Super bright LED mini desk lamp

The ultra-bright LED mini desk lamp has the characteristics of zero radiation, zero pollution, zero flicker, uniform lighting, stable brightness, low light decay, and closer to natural light. The ultra-bright LED is an energy-saving light source with broad development prospects.

The circuit working principle of the mini desk lamp circuit is shown in Figure 1. In the figure, VD1 is a diode to prevent reverse charging, that is, when the voltage polarity of the external charger is reversed, the charging function is blocked to prevent damage to the charger and circuit. R1 and LED10 form a charging light-emitting indication circuit. R2, VT, R4, and LED11 form a fully charged light-emitting indication circuit. GB uses two No. 7 1.2V nickel-hydrogen rechargeable batteries. S is the desk lamp switch, L1 is a boost energy storage inductor coil, VD2 is a boost freewheeling diode, C1 is a filter capacitor, and IC1 is a DC/DC boost integrated circuit dedicated to ultra-bright white light-emitting diodes.

LED1~LED9 are super bright light emitting diodes.

The core component of this circuit is IC1 (12100A), which is a DC/DC step-up integrated circuit in a micro SOT-89-3 package. It can increase the voltage below 1V to above 3.3V, providing the working voltage for the ultra-bright LED light-emitting diodes. When in use, just turn on the small desk lamp switch, and the 9 ultra-bright LEDs will shine brightly.

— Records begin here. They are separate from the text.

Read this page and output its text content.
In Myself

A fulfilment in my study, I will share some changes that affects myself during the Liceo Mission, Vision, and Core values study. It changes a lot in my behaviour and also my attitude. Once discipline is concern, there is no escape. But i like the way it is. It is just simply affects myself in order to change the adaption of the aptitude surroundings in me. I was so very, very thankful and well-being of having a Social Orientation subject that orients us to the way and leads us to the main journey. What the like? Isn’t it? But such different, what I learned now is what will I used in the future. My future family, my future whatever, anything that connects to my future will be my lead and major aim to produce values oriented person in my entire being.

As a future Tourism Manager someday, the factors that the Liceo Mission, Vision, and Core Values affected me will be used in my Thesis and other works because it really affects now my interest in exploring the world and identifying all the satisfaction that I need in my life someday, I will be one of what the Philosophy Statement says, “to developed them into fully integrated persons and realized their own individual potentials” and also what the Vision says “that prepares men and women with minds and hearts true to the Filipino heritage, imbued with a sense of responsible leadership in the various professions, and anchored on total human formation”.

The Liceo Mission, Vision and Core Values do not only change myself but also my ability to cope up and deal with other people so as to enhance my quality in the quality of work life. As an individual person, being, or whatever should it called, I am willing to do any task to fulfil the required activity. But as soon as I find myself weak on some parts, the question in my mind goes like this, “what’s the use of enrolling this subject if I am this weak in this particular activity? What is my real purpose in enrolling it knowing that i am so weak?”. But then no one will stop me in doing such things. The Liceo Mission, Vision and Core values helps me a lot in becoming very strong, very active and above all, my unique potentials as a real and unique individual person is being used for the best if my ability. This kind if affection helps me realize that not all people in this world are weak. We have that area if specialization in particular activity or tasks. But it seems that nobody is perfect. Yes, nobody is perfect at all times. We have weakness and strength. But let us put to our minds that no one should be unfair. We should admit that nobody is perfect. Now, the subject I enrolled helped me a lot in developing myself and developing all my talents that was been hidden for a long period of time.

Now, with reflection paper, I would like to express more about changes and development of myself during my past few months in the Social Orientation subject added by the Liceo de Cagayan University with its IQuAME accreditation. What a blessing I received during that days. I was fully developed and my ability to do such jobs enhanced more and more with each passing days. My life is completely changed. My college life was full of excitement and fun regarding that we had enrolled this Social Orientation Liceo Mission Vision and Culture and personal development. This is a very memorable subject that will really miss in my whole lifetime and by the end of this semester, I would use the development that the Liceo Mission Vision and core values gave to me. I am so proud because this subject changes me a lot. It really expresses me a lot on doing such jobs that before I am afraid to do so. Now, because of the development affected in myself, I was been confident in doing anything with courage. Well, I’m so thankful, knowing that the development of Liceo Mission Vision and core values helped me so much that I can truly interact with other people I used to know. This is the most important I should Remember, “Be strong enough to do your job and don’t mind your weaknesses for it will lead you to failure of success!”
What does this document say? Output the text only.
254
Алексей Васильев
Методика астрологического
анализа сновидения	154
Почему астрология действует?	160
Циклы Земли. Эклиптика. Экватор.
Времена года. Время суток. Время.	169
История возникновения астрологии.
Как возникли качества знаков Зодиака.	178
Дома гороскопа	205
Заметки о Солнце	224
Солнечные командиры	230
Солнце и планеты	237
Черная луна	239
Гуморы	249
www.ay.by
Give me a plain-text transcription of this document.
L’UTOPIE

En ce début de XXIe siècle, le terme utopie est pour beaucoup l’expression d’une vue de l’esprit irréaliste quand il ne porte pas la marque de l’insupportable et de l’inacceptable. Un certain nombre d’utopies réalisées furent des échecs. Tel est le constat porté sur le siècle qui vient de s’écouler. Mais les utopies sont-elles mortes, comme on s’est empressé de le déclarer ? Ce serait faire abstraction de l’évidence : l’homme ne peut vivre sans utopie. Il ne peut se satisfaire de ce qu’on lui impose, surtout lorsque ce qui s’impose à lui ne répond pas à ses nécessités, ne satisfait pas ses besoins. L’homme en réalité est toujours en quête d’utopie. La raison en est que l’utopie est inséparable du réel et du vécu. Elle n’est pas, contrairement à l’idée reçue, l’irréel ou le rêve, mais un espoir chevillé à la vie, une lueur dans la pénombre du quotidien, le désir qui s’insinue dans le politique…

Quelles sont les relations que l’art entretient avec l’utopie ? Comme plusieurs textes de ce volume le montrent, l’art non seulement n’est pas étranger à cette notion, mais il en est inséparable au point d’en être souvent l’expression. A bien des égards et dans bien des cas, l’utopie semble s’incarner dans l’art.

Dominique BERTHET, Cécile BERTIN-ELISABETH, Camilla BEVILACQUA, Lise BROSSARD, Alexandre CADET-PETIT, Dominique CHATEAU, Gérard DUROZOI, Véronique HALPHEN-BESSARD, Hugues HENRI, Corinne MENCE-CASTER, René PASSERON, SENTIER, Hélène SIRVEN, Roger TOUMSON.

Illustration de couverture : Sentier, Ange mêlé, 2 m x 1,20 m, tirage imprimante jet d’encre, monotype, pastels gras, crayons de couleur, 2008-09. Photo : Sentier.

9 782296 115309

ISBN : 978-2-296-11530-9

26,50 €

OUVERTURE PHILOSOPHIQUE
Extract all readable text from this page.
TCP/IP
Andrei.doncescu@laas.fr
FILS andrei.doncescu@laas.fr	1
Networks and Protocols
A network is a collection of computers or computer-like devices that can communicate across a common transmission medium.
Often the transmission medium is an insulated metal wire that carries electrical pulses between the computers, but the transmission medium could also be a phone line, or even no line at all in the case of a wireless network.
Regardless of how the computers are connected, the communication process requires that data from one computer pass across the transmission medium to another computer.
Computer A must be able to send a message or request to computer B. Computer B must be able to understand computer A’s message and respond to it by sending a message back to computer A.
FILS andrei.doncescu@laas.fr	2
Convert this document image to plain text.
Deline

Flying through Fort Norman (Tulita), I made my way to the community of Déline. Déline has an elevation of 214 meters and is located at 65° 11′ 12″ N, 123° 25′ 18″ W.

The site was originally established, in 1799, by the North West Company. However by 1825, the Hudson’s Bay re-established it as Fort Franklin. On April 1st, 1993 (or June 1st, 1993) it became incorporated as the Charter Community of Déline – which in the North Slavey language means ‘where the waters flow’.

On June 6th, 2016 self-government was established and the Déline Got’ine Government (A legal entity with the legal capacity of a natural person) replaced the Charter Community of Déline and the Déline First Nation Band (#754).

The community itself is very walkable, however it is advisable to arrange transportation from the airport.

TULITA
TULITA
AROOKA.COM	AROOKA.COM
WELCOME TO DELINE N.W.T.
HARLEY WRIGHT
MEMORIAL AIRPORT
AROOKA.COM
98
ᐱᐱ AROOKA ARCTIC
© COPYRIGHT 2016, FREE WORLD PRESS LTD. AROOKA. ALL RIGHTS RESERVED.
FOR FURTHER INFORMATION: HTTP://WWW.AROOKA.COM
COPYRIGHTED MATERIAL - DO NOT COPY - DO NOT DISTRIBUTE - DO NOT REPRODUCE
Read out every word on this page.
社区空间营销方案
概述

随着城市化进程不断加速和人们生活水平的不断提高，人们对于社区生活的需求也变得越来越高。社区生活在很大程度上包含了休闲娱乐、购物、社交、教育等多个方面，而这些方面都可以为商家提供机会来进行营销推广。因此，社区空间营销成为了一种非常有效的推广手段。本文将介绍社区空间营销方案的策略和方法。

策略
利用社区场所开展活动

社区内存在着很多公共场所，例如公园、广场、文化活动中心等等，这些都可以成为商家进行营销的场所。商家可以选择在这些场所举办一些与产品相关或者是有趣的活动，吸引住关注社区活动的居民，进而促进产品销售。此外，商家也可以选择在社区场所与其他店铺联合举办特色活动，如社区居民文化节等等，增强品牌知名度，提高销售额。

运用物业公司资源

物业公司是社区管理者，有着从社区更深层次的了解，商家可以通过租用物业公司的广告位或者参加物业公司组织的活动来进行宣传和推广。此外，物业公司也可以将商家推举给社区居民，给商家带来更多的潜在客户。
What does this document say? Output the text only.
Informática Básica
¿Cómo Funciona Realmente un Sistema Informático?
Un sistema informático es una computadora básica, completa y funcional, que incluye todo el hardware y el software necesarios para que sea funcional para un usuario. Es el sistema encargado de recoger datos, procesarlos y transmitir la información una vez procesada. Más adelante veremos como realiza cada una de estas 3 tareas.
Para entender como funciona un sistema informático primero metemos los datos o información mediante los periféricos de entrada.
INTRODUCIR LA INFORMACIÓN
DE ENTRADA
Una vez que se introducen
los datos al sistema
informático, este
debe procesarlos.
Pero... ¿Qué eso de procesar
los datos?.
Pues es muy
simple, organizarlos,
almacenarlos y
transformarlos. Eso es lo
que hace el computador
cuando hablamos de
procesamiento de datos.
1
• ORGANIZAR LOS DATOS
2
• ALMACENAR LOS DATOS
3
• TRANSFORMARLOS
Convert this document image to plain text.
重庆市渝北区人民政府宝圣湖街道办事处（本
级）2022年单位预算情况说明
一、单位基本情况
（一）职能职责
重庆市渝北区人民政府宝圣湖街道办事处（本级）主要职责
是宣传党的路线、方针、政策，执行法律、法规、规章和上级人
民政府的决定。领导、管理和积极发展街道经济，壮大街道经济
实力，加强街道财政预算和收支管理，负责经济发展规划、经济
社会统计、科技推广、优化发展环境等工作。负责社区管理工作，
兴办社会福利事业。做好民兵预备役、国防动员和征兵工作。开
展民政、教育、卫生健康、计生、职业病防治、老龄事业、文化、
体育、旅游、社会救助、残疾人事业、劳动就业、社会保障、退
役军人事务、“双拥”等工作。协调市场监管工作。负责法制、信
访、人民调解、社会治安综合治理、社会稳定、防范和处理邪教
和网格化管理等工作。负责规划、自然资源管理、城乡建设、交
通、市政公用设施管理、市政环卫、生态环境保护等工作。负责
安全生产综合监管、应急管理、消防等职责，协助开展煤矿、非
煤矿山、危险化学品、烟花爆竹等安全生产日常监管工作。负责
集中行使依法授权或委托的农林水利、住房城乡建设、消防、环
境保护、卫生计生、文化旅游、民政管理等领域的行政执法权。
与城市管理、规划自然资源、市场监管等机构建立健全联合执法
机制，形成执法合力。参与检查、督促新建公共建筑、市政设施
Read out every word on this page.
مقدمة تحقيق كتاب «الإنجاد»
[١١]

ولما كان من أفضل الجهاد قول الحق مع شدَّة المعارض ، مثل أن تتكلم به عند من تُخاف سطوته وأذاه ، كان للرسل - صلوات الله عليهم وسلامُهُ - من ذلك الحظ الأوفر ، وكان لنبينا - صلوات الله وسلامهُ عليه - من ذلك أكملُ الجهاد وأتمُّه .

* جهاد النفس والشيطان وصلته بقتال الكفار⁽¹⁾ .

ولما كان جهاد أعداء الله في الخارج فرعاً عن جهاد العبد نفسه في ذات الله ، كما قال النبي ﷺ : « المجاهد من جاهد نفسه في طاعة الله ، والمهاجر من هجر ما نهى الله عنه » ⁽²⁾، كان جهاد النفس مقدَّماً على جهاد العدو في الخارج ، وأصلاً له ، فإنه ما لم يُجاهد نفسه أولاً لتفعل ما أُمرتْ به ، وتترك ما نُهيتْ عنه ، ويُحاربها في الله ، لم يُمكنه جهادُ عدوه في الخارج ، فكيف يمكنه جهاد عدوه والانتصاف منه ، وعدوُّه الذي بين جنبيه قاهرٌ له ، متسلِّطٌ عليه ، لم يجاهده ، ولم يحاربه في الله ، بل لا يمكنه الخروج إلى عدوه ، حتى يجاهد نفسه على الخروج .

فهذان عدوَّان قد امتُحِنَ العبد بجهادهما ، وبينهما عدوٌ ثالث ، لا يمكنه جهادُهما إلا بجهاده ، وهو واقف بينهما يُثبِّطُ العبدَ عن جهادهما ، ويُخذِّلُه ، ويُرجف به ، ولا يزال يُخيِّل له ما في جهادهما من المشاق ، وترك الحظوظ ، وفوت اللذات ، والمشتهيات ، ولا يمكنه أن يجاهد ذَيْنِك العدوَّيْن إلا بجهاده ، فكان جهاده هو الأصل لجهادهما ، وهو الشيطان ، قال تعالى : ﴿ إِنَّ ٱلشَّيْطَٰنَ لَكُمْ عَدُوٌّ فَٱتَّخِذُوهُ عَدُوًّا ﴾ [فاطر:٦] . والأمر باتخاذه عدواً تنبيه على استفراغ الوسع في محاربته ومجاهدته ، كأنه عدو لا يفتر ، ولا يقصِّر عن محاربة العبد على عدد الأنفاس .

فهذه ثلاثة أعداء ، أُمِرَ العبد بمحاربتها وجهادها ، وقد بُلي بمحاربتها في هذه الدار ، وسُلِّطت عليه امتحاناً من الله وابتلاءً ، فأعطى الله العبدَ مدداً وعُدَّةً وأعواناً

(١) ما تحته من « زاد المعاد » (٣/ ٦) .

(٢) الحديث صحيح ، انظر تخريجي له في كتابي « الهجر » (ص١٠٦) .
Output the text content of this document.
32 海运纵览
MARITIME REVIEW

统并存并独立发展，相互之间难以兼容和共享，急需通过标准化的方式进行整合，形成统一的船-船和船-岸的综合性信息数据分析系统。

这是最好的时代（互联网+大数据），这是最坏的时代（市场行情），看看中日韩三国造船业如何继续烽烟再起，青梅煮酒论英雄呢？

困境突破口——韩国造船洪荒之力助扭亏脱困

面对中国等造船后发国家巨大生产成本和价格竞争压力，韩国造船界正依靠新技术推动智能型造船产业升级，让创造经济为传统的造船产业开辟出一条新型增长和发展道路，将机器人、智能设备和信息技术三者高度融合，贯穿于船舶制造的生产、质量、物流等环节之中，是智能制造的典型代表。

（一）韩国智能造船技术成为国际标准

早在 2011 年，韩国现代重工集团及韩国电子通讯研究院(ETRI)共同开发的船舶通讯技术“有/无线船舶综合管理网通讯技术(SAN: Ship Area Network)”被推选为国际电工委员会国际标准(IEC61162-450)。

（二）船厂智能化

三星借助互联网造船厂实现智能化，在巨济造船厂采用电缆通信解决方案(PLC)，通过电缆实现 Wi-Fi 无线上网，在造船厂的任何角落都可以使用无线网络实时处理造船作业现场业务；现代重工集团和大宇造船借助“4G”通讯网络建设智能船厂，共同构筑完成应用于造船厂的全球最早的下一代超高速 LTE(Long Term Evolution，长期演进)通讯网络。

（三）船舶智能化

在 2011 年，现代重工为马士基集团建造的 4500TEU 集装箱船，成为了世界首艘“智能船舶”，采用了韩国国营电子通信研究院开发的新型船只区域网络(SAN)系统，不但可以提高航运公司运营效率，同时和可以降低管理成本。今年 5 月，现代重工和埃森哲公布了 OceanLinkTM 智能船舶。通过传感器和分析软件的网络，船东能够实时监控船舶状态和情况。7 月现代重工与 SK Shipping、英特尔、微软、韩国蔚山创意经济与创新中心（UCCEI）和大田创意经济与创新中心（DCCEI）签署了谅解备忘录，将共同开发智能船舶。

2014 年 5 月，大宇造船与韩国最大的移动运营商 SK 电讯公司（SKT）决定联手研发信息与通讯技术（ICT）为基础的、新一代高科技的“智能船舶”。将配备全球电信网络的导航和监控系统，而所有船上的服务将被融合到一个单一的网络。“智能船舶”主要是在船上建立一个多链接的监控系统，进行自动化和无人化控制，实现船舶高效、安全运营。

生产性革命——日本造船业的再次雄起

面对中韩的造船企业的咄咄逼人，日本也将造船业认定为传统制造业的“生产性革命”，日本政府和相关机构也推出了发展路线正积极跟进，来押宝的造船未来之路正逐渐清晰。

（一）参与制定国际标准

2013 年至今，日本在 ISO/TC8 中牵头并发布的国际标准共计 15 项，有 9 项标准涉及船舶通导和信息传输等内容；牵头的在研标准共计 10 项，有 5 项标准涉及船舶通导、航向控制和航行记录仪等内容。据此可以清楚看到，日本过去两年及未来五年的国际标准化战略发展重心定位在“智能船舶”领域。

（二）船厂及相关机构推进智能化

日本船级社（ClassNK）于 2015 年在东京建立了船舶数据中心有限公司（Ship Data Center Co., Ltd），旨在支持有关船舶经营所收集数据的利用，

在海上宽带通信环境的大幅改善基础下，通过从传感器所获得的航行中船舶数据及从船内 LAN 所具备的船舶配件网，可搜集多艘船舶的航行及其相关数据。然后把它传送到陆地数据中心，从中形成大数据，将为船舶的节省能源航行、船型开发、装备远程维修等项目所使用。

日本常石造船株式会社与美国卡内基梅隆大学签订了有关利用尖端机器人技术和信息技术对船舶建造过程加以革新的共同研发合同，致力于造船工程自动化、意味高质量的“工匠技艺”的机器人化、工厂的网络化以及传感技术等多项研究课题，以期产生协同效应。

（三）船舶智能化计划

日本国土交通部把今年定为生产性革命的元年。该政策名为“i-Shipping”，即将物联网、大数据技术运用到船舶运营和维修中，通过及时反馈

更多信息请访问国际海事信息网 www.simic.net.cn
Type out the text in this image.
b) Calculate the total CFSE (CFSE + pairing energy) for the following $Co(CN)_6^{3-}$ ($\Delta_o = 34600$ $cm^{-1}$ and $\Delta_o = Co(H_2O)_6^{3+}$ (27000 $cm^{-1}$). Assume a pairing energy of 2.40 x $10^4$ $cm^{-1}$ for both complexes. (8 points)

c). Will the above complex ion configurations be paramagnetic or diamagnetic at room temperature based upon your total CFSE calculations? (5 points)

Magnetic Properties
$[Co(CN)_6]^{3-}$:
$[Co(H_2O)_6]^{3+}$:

When charging, the charging circuit can only work when the positive pole of the external charger is connected to the positive pole of VD1; when the polarity of the external charger is reversed, due to the blocking effect of the diode VD1, no current passes through the circuit and it cannot work, eliminating the possibility of damaging the charger circuit after the charger is reversed. When the polarity of the external charger is connected correctly, there is current passing through R1 and LED10, and the light-emitting tube indicates that it is charging. At this time, because the battery voltage is lower than 2.7V, VT is not turned on, and the full indicator LED11 is not on; as the charging time continues. The voltage of GB gradually increases. When it rises to above 2.7V, VT is turned on, and LED11 lights up, indicating that the battery voltage is full. It can be seen from the circuit that the conduction condition of VT is Ub1＞Ue1, Ub-Ue=0.7V. Since LED11 is connected in series to the e-pole of VT, UD11 uses an ordinary light-emitting diode that is lit with a voltage of 2.0V. Therefore, the voltage for lighting LED11 is 2V+0.7V=2.7V.

Instructions for use See the title picture for the actual picture of the mini desk lamp. The right side of this mini desk lamp is equipped with a two-speed toggle switch and a DC-005 charging socket. There are two red and green indicator lights on the top. The red indicator light is the charging indicator light, and the green light is the charging completion indicator light. When the battery power is low, connect an external +5V power supply to charge the battery. At this time, the red indicator light is on. If the green light is on after a period of time, it means that the battery charging has been completed.

Energy saving effect This mini desk lamp uses 9 new ultra-high brightness white LEDs as the lighting source. The power of an ultra-high brightness LED is about 50mW when it is working normally, so the power of this mini desk lamp is less than 0.5W. The power of ordinary desk lamps is generally 5W to 20W, and the power consumption of this mini desk lamp is less than one tenth of that.

The shell of the small desk lamp is made of a discarded computer optical mouse (keeping its three buttons and removing other components on the circuit board), the support rod uses the snake skin tube from the old earphone, the switch S uses a two-speed toggle switch, the socket uses the DC-005 type, and the LED lampshade is modified from a discarded plastic chip box. Then fix the circuit board, socket, switch and battery in the mouse with AB glue.

The parameters of the components in the circuit are shown in the attached table. The circuit printed board diagram is shown in Figure 2.